There is an analogy here as it relates to personal time with God—often called devotions or quiet time. For some, devotions are like a placebo. People go through the motions but since there are no active ingredients, the effect is minimal. They may even think they are growing spiritually, but in reality there is little spiritual impact.

Along with many Christians I admit that my devotional times are hit-or-miss. It often seems too difficult to carve out time for Bible reading and prayer. And when I actually do, those times can be sterile and mechanical. I’ve told myself countless times I just need more discipline to make it part of my routine. For a while this works, but then routines are broken and I am back struggling with it.

Do devotional times in and of themselves result in a vital, healthy relationship with God? I have to say no. The Pharisees of Jesus’ day were steeped in the Word and spent much time praying, but Jesus still reserved His most scathing words for them.

Do we need devotional times at all then? I have to say yes. In the gospels, I see Jesus’ example of spending mornings and evenings apart from His disciples to commune with His Father.

Despite their devotion, Isaiah 29:13 was true of the Pharisees “—These people come near to me with their mouth and honor me with their lips, but their hearts are far from me. Their worship of me is made up only of rules taught by men” (NIV). What makes the difference between a vibrant personal time with God like Jesus had and a pharisaic religious exercise?

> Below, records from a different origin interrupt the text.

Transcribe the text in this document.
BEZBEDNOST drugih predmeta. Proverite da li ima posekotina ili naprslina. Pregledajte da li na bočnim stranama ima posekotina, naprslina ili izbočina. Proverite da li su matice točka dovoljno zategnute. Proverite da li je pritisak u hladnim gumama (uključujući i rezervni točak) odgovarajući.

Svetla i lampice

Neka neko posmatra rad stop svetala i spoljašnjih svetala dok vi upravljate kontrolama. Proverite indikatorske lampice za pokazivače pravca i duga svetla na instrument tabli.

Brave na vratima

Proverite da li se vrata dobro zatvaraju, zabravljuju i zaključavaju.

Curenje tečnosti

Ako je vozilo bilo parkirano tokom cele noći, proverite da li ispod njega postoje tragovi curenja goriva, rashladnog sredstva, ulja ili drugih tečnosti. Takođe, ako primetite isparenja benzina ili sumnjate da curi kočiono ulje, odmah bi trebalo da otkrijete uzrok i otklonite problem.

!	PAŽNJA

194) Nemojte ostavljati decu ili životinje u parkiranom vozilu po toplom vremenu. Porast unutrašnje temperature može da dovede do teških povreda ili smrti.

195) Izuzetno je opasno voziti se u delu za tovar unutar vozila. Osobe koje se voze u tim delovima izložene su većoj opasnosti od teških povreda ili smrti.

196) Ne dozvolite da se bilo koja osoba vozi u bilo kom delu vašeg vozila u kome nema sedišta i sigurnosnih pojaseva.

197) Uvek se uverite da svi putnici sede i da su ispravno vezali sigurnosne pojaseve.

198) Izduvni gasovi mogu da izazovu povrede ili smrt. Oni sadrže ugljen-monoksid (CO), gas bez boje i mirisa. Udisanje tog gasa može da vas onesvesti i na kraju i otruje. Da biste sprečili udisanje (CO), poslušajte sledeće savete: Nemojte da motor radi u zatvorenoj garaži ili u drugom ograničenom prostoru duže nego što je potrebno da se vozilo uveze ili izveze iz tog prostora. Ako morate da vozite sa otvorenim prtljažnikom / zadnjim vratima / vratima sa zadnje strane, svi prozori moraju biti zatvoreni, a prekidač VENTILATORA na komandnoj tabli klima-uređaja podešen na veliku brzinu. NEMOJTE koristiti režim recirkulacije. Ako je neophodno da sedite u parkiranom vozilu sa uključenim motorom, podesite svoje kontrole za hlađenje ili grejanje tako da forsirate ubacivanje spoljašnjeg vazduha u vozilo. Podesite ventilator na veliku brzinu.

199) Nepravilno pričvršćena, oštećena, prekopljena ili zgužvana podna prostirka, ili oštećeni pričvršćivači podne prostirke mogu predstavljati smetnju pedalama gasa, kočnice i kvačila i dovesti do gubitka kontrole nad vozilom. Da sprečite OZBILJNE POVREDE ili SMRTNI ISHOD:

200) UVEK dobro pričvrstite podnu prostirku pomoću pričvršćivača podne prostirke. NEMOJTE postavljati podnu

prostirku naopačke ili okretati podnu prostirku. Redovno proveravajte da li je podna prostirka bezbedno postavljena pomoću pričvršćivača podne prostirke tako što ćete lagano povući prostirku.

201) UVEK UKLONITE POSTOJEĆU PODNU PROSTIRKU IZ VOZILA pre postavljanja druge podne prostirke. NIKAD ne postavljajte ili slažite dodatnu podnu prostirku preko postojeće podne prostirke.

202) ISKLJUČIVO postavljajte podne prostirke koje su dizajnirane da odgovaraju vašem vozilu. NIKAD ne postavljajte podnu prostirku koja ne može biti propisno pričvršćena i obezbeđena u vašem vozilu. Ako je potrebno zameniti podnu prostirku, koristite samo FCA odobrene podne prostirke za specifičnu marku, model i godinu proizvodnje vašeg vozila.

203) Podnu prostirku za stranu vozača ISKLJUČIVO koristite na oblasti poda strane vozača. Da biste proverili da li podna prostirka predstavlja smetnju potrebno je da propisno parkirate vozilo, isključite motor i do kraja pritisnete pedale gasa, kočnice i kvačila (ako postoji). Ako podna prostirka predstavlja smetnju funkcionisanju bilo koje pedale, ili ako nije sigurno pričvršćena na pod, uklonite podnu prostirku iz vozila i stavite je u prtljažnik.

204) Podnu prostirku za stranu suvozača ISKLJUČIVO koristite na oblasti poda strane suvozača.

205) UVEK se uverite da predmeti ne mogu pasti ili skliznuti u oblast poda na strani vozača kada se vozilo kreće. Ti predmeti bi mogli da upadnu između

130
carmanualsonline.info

Using the above analogy I believe that devotional times are the inactive ingredient, the carrier of the active ingredient. And like Tylenol, you can have all the devotional time in the world, but without the active ingredient, you still come up with an empty religious exercise.

So what active ingredients in a personal time with God make it one that produces spiritual growth?

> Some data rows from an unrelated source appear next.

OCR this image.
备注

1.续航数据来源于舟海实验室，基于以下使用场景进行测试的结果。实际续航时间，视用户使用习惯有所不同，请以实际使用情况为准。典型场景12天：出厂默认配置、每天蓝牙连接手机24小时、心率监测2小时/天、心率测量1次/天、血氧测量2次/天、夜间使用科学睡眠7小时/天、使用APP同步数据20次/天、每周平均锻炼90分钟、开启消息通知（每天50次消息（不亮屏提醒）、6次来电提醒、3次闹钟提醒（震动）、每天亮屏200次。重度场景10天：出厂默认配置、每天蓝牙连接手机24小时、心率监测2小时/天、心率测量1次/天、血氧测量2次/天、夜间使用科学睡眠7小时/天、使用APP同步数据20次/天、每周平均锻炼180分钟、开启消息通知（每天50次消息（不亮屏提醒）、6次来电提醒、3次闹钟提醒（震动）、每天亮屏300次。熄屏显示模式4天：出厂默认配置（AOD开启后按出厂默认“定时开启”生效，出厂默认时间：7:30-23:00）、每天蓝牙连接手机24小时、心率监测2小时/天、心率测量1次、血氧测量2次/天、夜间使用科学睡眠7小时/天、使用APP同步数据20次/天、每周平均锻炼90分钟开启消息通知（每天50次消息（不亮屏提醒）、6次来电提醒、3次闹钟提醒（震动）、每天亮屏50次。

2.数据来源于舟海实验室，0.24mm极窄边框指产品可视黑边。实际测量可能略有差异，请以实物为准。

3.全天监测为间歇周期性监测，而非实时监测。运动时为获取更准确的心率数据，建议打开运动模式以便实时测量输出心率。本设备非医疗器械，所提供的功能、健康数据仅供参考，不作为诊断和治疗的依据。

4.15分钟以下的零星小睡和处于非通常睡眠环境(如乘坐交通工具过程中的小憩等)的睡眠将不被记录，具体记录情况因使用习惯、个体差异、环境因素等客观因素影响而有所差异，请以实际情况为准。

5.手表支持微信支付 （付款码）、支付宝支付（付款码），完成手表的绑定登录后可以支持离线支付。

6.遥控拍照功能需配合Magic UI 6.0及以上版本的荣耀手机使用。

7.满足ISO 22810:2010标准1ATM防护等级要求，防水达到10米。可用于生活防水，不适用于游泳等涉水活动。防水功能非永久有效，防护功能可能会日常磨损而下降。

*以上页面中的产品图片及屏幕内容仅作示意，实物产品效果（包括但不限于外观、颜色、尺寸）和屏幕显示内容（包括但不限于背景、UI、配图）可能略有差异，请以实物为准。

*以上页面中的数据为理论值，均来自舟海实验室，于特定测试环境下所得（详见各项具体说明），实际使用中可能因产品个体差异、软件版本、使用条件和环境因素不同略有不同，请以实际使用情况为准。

There are actually two active ingredients and both are heart issues. The first active ingredient is a heart that hungers and thirsts after the living God. The Psalmist wrote, “As the deer pants for streams of water, so my soul pants for you, O God. My soul thirsts for God, for the living God.” Then he asks, “When can I go and meet with God?” (Psalm 42:1–2). Many times I’ve recognized that I didn’t desire to meet with God because I didn’t thirst for Him. And when that has been the case I have prayed for the Lord to give me that longing after Him. Graciously, He does.

The second active ingredient is a heart that desires to actually live out the Christian life. When I move from a passive Christianity to one where I seek to think and live Christianly on a daily basis, then reading and prayer will happen. I won’t have to force it.

My devotional time changes when I actually try to fulfil the commands of Scripture. Taking my faith and relationship to God seriously moves personal time with Him from being a nice idea one can take or leave, to being a matter of necessity—needing Him in and for everything. As Jesus said, “…If a man remains in me and I in him, he will bear much fruit; apart from me you can do nothing” (John 15:5). We so easily forget how helpless we really are.

By writing this I don’t pretend to have consistently achieved a personal time with God that is always spiritually refreshing and beneficial. Perhaps I have only diagnosed my problem more accurately. But in my case, that is the first step to making sure I have the active ingredients.